Energy can be stored; power is an instantaneous measure. Energy can change its form; power cannot. To oversimplify, energy is the potential and power is the output. A thorium atom has a certain amount of energy stored within it. The rate of power output of a nuclear plant is usually measured in megawatts: a thousand-megawatt reactor, for example. The amount of energy actually released in a nuclear reactor is called the burnup. As I will show, the burnup achieved in thorium reactors is much higher than that of uranium. This is a major reason why thorium is such a better nuclear fuel than uranium.

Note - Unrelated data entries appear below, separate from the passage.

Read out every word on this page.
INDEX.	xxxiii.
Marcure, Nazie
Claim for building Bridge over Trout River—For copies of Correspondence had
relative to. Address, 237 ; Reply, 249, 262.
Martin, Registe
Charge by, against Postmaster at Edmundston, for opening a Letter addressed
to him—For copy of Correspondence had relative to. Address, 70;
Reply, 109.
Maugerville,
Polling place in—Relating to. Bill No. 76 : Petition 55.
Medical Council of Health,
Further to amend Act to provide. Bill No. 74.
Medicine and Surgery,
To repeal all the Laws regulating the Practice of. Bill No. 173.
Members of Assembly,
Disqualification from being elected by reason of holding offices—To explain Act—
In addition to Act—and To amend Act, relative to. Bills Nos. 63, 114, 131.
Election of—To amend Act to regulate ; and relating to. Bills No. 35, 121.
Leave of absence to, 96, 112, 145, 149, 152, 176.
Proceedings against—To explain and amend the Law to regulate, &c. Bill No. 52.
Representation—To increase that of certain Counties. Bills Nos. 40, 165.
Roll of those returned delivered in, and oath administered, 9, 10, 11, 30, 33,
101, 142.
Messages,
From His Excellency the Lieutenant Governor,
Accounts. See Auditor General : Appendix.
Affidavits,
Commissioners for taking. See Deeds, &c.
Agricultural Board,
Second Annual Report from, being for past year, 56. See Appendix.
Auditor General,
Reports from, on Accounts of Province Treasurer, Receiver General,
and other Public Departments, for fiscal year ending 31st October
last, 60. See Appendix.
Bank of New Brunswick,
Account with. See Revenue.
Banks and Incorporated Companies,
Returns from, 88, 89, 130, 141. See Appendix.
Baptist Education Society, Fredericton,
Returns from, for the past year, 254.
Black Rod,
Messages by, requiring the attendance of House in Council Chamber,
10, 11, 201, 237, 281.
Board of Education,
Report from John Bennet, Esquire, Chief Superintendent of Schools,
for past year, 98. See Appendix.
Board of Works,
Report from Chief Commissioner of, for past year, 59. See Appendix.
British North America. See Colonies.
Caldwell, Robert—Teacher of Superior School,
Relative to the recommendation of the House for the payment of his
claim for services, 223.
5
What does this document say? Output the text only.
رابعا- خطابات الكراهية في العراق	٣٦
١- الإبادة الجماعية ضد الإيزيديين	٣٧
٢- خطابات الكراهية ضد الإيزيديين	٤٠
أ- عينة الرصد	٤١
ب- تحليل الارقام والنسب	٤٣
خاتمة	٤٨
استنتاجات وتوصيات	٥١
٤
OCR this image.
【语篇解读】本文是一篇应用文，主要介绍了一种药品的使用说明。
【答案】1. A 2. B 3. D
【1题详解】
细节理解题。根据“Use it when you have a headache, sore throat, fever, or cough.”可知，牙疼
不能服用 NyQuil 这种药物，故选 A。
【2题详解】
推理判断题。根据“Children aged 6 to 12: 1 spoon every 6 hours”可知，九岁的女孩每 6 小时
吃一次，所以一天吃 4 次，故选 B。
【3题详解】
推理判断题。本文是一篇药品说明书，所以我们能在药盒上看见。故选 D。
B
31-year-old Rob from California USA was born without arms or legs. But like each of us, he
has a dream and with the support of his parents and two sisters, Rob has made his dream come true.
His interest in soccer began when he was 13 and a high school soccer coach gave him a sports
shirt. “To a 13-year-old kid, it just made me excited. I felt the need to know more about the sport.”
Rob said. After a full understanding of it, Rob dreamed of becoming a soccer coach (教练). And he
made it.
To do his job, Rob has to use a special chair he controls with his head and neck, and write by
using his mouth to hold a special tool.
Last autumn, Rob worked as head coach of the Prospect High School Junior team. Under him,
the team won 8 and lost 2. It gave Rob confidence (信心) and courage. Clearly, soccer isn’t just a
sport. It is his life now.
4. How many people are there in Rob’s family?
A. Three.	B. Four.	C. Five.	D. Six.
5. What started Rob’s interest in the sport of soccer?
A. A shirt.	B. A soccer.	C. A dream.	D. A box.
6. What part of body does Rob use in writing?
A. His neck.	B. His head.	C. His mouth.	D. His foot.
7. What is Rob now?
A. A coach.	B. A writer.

I use “power” and “energy” in this book mostly according to their original meanings. The confusion of the two in the popular mind, though, leads to some misconceptions that affect our ideas about, and our policy toward, energy and power. We don’t have an energy crisis. We have a power crisis. There is plenty of energy on Earth—streaming down from the sun, stored in deep geothermal reservoirs, packed into thorium atoms—to power human society effectively forever. The crisis lies in turning it into power—creating an output that can do work. Oil and coal, lying relatively close to the surface, easy to burn, with a high energy content by volume, were the easy sources to develop. With them we embarked on the Industrial Revolution, brought light and air-conditioning to millions of people around the world, fashioned a mobile car-based society, went to the moon and back, and built gleaming cities of skyscrapers where lights burn 24 hours a day. Now comes the hard part.

The choices we have to make are not easy ones. Thorium is no panacea, but of all the energy sources on Earth, it is the most abundant, most readily available, cleanest, and safest. We can’t afford not to develop it. We also can’t afford to continue making power choices based on politics, ignorance, pseudoscience, and the dominance of the rich over the poor. At its core this book is not just about a wondrous element that has the potential to solve our power crisis. It’s about the choices we make as a society.